Naviguer par le quartier de réduction

 

déjà, un BLONDEL, en 1671, écrivait :

« LE VERITABLE ART DE NAVIGUER PAR LE QUARTIER DE REDUCTION »

Avec lequel on peut réduire les courses des vaisseaux en mer & enrichir de plusieurs raretés qui n’ont point encore été découvertes. Par le Sieur G. Blondel, S. Saint Aubin

NOTA : Une traduction en espagnol, faite par Antonio de Gaziantep a été éditée à Séville en 1692 dans un format in-folio.

Avant la publication généralisée des cartes à canevas de Mercator, au milieu du XVIIe siècle, la seule façon pour le navigateur de résoudre les problèmes de l’estime était de calculer le chemin parcouru par le navire en latitude et en longitude et cela avec la plus grande précision possible car la détermination du point astronomique n’était encore pas une science exacte. La difficulté de connaître la longitude fut la raison essentielle pour laquelle tant d’efforts furent faits sur la question de la loxodromie c’est à dire du problème de trouver le point d’arrivée estimé, connaissant le point de départ, la direction suivie et le chemin parcouru.

Très tôt, les abaques, instruments graphiques, furent préférés aux livres (tables de point) et c’est ainsi que naquit le « Quartier de réduction » qui permettait de « réduire » les routes en résolvant graphiquement les équations suivantes:

l = m x Cos V
(où  m = distance parcouru, V = Direction suivie par rapport au Nord, l = Changement en latitude)

g = m x Sin v / Cos Lm
(
où Lm = latitude moyenne, g = Changement en longitude, m x Sin V = chemin Est-Ouest parcouru)

Une fois l et g connus, il suffisait de faire les additions suivantes:

La = Ld + l
(
où Ld = Latitude du point de départ, La = Latitude du point d’arrivée)

Ga = Gd + g
(où Gd = Longitude du point de départ, Ga = Longitude du point d’arrivée)

Le quartier de réduction disparut avec l’apparition des cartes de Mercator dites aussi cartes « réduites » que l’on utilise toujours actuellement. Car si ces cartes ont pour but de représenter le dessin des côtes et de se situer par rapport à elles, elles sont aussi un instrument de calcul puisqu’elles donnent une solution graphique au calcul des routes « réduites ».

(Réf: Jean Randier « L’instrument de Marine », Paris, 1978, in-4°; F. Marguet, « Histoire générale de la Navigation », Paris, 1931, in-8 °).

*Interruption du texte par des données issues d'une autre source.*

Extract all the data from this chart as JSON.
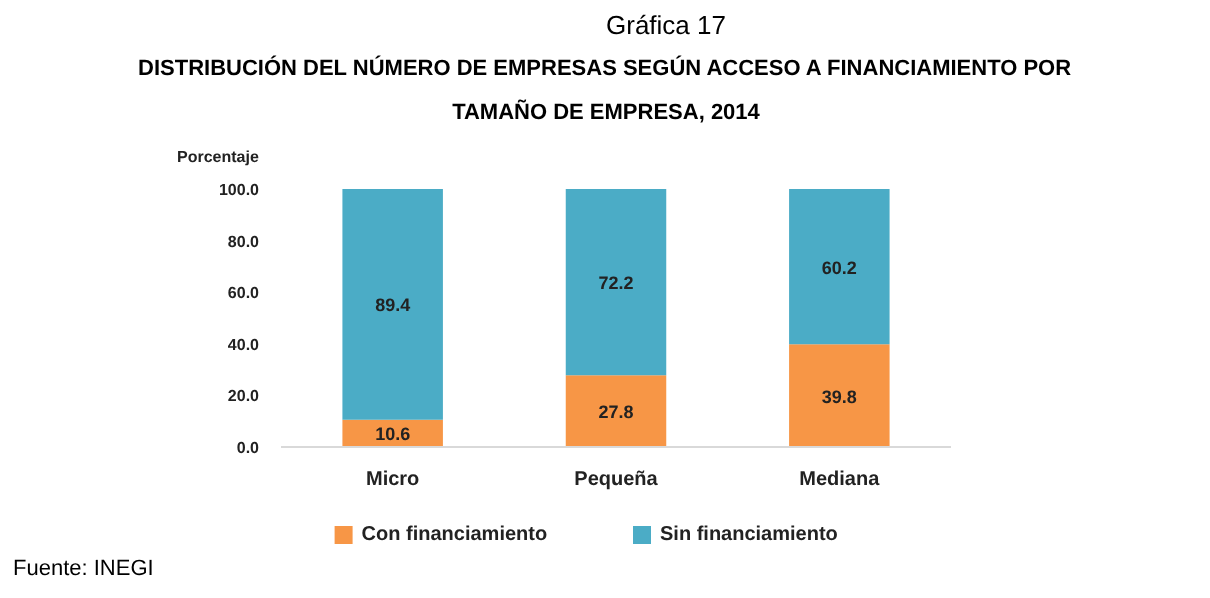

Guillaume Blondel, Ecuyer, Sieur de Saint-Aubin fut un hydrographe distingué qui publia plusieurs ouvrages de science nautique très remarqués au temps où ils parurent. Il existe très peu de renseignements sur la vie de cet homme.

Il naquit à Lillebonne ou à Lintot, en Normandie, entre les années 1625 et 1635. Il habitait Le Havre, lorsqu’il y épousa, le 21 mai 1663, Françoise Vastier, fille de Nicolas Vastier, sieur d’Edreville. Il mourut avant 1694 et demeurait alors à Rouen. Les armoiries des Blondel, sieurs de Saint-Aubin, étaient, selon certains, « d’azur à quatre soleils d’or », et, selon d’autres, « d’azur à trois soleils d’or, 2 et 1 ». Le fief des Saint-Aubin était dans la vallée de Lillebonne et relevait de Tancarville.

Ce savant a exposé avec clarté et grande compétence tout ce qui concerne le pilotage. Il a travaillé à améliorer les méthodes usuelles, et même il s’est ingénié à en découvrir de nouvelles. Blondel combattit vigoureusement la routine qui de son temps était un grand obstacle aux progrès dans l’art de naviguer. Il ne gagna pas sa cause car, malgré le soin qu’il apporta dans la préparation de ses ouvrages, les pilotes continuèrent à suivre leurs anciens errements. Pour les entraîner à l’étude de la science nautique, Blondel leur répétait qu’on n’était pas bon pilote si on n’opérait pas par les sinus et les logarithmes.

(Réf: A. Anthiaume, « Evolution et Enseignement de la Science Nautique… », Paris, 1920, 2 vol. in-8°).